Development

# Development-Phase

We plan to make our product using the GPS/GSM infrastructure that is used in most of the vehicle tracking systems for our model to work.

We will be using an Arduino NANO board which will be programmed to recognize and use the SIM card that is inserted in the module and able to send the live location at that point of time of it whenever requested.

# Proposed Design

1.	Circuit Connections:
o	Connect the VCC and GND pins of the Arduino to the positive and negative rails of the breadboard, respectively.
o	Connect the VCC and GND pins of the SIM800L GSM module to the breadboard's power rails.
o	Connect the RX and TX pins of the SIM800L module to digital pins 10 and 11 of the Arduino, respectively.
o	Connect the VCC and GND pins of the NEO-6M GPS module to the breadboard's power rails.
o	Connect the RX and TX pins of the NEO-6M module to digital pins 2 and 3 of the Arduino, respectively.
o	If using an accelerometer module, connect it to the appropriate digital pins and power it up.

2.	Power Supply:
o	Connect the power supply (battery or USB power bank) to the Arduino's power jack or Vin pin and GND pin.
o	Ensure that the power supply provides the necessary voltage (typically 5V) and sufficient current to power all the components.

3.	Arduino Programming:
o	Install the necessary libraries for the GSM module (e.g., TinyGSM) and GPS module (e.g., TinyGPS++) in the Arduino IDE.
o	Write the code to initialize the GSM and GPS modules, retrieve GPS coordinates, and send SMS messages.
o	Implement optional features such as motion detection using the accelerometer module.

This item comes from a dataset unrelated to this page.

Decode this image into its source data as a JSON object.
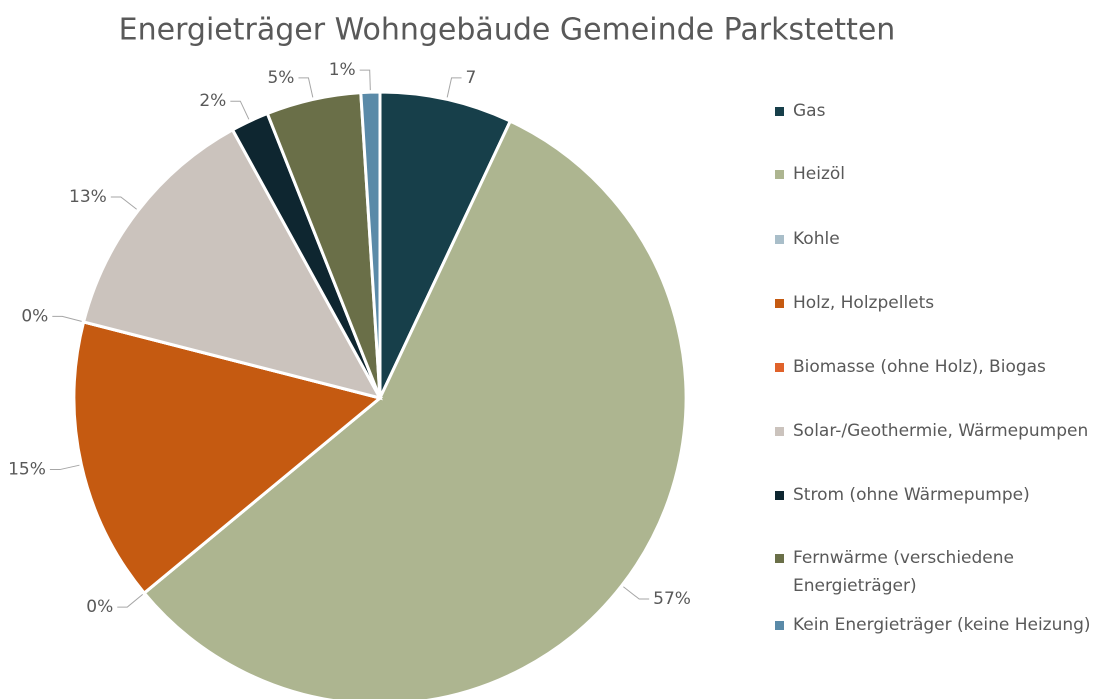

4.	Enclosure and Mounting:
o	Design or select an appropriate enclosure for the components, considering the size and protection requirements.
o	Mount the Arduino, GSM module, GPS module, and optional accelerometer module securely within the enclosure.
o	Ensure that the GPS module has a clear view of the sky for better satellite signal reception.

5.	User Interface (Optional):
o	Develop a user interface to monitor and control the anti-theft tracker.
o	This can be a mobile app, a web-based dashboard, or even a simple LCD display connected to the Arduino.
o	The interface can display real-time location updates, SMS notifications, and other relevant information.

6.	Testing and Deployment:
o	Upload the Arduino code to the Arduino Uno R3 board.
o	Test the functionality of each component, including GPS reception, SMS sending, and optional features like motion detection.
o	Verify the accuracy of the GPS coordinates and the reliability of the communication with the GSM module.
o	Make any necessary adjustments to the code or circuitry based on the testing results.
o	Deploy the   anti-theft tracker in the desired location, ensuring it is securely mounted and properly powered.

# Pseudocode
1.	Initialize the required libraries and define the necessary pins for the GPS and GSM modules. In this case the required libraries are: TinyGPS++ and Adafruit_FONA.
//#include”Adafruit_FONA.h”
//#include<TinyGPS++.h>

2.	Create Software Serial objects to communicate with the GPS and GSM modules.
//#include<SoftwareSerial.h>
//SoftwareSerial fonaSS = SoftwareSerial(FONA_TX, FONA_RX);
//SoftwareSerial *fonaSerial = &fonaSS;

3.	Create a TinyGPSPlus object to parse the GPS data.
//static const uint32_t GPSBaud = 9600;
//TinyGPSPlus gps;

4.	In the setup function:
o	Initialize the serial communication for debugging purposes.
o	Begin the communication with the GPS and GSM modules at the specified baud rates.
o	Configure the GPS module to provide updates at a desired rate.
o	Verify the communication with the GSM module and set it to SMS text mode.

5.	In the loop function:
o	Check for GPS data availability by reading from the GPS serial buffer.
o	If GPS data is available:
	Parse the GPS data using the TinyGPSPlus library.
	Retrieve the latitude and longitude values.
	Check for any additional relevant GPS data (e.g., speed, altitude).
	If desired, implement motion detection logic using an accelerometer module.
	Send the GPS data via SMS using the GSM module.
	Print the GPS data to the serial monitor for debugging purposes.



//void loop() {
    getloc();
    char* bufPtr = fonaNotificationBuffer;  
   if (fona.available())     
  {
    int slot = 0;          
    int charCount = 0;
//    Read the notification into fonaInBuffer
    do  {
      *bufPtr = fona.read();
      //Serial.write(*bufPtr);
       oled.clear();
       oled.print(fonaNotificationBuffer);
      delay(1);
    }


6.	Implement any additional functions for sending SMS alerts, detecting motion, or other desired features.

7.	Test the system by uploading the code to the Arduino and ensuring that it can retrieve accurate GPS data, send SMS messages, and execute any optional features.